Michigan lawmakers are moving closer to allowing the state to hold cryptocurrency as part of its financial strategy. On Thursday, House Bill 4087 passed a second reading and was referred to the Committee on Government Operations, marking the latest step toward establishing a state-run crypto reserve.
Introduced in February by Republican Representatives Bryan Posthumus and Ron Robinson, the proposal would amend the Michigan Management and Budget Act to let the state treasurer invest up to 10% of funds from the state’s “countercyclical budget” and “economic stabilization fund” in digital assets.
While the bill does not mention Bitcoin by name, it sets out strict requirements for how any cryptocurrency must be stored and managed.
If enacted, the legislation would allow Michigan to hold crypto in three approved ways: through a “secure custody solution,” a qualified custodian such as a bank or trust company, or via exchange-traded products from registered investment firms. The bill also permits the state to loan out its crypto holdings to generate extra returns, provided the move does not increase financial risk.
Security standards are detailed and extensive. Private keys must remain under exclusive government control, with end-to-end encryption, no smartphone access, geographically diversified data centers, multiparty transaction authorization, and regular independent audits.
The measure defines eligible assets only as “digital currency in which encryption techniques are used to regulate the generation of units of currency and verify the transfer of funds, and that operates independently of a central bank.”

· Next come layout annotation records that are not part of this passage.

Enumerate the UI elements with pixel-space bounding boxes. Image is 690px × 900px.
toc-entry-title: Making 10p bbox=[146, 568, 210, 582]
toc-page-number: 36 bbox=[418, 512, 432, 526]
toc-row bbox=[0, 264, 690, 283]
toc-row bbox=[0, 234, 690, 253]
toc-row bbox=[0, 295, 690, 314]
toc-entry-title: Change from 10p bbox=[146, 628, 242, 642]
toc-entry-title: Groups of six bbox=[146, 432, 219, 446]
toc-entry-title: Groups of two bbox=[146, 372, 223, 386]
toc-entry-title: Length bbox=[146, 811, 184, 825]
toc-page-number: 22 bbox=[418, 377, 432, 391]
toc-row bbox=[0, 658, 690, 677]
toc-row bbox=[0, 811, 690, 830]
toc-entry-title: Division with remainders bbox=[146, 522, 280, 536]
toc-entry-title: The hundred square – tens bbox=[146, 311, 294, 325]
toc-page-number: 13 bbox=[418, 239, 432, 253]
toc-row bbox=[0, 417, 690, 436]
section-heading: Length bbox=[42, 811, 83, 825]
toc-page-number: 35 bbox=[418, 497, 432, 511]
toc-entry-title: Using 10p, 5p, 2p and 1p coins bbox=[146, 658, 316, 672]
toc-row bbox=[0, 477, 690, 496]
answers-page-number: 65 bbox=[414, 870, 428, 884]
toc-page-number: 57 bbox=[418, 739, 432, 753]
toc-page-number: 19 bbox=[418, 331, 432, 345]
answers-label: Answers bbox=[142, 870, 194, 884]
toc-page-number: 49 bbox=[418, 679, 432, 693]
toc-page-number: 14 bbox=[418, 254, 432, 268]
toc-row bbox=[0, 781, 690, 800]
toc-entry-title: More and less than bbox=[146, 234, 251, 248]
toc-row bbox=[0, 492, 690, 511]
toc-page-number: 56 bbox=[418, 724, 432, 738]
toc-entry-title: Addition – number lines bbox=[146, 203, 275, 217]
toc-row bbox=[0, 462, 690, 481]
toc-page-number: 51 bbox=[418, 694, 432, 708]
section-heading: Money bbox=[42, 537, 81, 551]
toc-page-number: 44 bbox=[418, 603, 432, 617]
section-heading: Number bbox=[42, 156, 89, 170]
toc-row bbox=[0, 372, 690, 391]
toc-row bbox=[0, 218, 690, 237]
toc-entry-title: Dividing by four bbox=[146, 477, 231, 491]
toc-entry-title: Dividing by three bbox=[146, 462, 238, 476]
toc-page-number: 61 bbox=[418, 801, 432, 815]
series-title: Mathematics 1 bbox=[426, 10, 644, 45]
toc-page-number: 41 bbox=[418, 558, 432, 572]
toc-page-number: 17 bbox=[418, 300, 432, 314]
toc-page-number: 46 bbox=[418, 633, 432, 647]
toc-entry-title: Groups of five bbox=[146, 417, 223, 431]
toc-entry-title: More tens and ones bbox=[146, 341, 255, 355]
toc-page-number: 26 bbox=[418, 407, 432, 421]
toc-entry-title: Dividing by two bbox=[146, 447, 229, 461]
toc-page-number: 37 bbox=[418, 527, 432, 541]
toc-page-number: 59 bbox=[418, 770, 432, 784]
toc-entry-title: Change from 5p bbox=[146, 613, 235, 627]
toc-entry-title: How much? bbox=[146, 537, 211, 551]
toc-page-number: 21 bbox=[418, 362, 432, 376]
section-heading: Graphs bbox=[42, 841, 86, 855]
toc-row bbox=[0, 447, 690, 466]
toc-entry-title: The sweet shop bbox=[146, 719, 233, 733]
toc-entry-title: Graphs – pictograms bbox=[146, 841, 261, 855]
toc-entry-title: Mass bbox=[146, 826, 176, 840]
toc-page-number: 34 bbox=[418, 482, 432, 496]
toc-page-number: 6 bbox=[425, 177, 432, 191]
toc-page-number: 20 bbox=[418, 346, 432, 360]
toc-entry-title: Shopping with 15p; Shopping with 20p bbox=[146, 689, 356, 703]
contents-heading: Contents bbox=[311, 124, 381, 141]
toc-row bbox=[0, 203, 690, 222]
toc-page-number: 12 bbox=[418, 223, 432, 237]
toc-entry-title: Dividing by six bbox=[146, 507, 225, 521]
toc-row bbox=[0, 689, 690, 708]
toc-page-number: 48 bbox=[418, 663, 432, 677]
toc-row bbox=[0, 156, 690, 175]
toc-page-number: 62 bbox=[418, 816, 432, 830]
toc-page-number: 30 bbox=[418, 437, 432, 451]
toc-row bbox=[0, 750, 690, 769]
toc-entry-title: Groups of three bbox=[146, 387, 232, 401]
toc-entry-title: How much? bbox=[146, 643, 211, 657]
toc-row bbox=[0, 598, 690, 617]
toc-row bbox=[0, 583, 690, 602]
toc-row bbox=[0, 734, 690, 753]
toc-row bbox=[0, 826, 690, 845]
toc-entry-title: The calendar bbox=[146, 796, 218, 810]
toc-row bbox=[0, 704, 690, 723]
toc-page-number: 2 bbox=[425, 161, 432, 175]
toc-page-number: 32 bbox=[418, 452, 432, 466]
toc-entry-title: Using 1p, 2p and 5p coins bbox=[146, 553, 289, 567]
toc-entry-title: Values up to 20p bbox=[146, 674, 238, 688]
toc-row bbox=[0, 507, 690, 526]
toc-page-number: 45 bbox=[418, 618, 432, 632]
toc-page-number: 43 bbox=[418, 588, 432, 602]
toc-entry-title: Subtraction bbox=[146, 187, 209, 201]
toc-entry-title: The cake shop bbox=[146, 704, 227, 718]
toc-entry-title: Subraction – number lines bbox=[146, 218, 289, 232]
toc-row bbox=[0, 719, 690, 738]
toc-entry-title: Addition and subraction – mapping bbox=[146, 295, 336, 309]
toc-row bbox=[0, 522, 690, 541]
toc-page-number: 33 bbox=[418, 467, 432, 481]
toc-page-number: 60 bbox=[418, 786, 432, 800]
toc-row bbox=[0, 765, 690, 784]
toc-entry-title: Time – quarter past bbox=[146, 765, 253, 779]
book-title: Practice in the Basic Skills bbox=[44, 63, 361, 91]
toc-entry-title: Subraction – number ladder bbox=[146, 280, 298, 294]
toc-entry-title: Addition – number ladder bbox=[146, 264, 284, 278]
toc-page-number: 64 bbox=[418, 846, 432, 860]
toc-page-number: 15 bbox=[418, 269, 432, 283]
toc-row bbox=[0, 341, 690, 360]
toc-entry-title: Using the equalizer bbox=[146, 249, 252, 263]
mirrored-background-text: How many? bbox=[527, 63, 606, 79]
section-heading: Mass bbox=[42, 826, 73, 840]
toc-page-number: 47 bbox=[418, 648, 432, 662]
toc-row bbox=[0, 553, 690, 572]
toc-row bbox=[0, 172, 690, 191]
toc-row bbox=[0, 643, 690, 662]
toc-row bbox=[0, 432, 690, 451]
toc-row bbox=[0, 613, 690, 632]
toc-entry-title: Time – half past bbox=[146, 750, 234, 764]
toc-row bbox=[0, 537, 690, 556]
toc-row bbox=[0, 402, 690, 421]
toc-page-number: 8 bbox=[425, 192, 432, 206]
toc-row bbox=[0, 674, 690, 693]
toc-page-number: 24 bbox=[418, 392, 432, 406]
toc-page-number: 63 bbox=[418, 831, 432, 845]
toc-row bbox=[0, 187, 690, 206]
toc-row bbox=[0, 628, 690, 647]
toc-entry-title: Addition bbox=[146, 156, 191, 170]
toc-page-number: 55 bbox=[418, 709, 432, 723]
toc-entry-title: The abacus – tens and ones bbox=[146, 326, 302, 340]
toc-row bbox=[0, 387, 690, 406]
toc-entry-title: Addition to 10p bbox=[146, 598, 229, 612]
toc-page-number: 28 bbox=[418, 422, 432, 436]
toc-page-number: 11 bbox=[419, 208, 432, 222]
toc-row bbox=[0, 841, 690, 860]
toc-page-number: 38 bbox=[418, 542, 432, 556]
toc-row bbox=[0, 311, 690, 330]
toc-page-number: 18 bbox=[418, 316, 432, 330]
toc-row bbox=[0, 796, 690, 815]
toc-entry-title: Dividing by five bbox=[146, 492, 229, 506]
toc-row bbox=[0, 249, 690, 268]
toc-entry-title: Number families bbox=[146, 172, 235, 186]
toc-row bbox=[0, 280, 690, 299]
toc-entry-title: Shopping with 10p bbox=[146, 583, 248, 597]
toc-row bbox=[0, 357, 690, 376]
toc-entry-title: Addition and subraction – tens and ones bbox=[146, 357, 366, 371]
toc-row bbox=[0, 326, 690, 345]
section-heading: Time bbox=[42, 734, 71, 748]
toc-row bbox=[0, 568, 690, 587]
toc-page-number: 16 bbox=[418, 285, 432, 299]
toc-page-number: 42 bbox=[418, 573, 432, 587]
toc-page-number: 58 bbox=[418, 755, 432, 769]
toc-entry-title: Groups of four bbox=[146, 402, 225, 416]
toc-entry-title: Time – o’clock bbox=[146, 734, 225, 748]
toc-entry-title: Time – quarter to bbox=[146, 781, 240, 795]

The Michigan Bitcoin Trade Council has voiced strong opposition, arguing the bill leaves room for the state to invest in cryptocurrencies beyond Bitcoin. The group warns that allowing other digital assets introduces “unnecessary risk,” claiming many alternative coins are more centralized and less secure.
Supporters, however, say the bill provides Michigan with flexibility to adapt to a rapidly evolving financial landscape. Similar strategic crypto reserve proposals have emerged in Massachusetts and Ohio, while states including New Hampshire, Arizona, and Texas already permit treasurers to invest in Bitcoin and other cryptocurrencies.
According to the Bitcoin Reserve Monitor, at least 17 additional states are considering comparable legislation, though several—including Montana, North Dakota, South Dakota, Wyoming, and Pennsylvania—have rejected such measures.
Michigan’s progress signals a renewed interest in exploring crypto as a potential hedge and revenue generator at the state level, even amid ongoing debate over which digital assets deserve a place in public funds.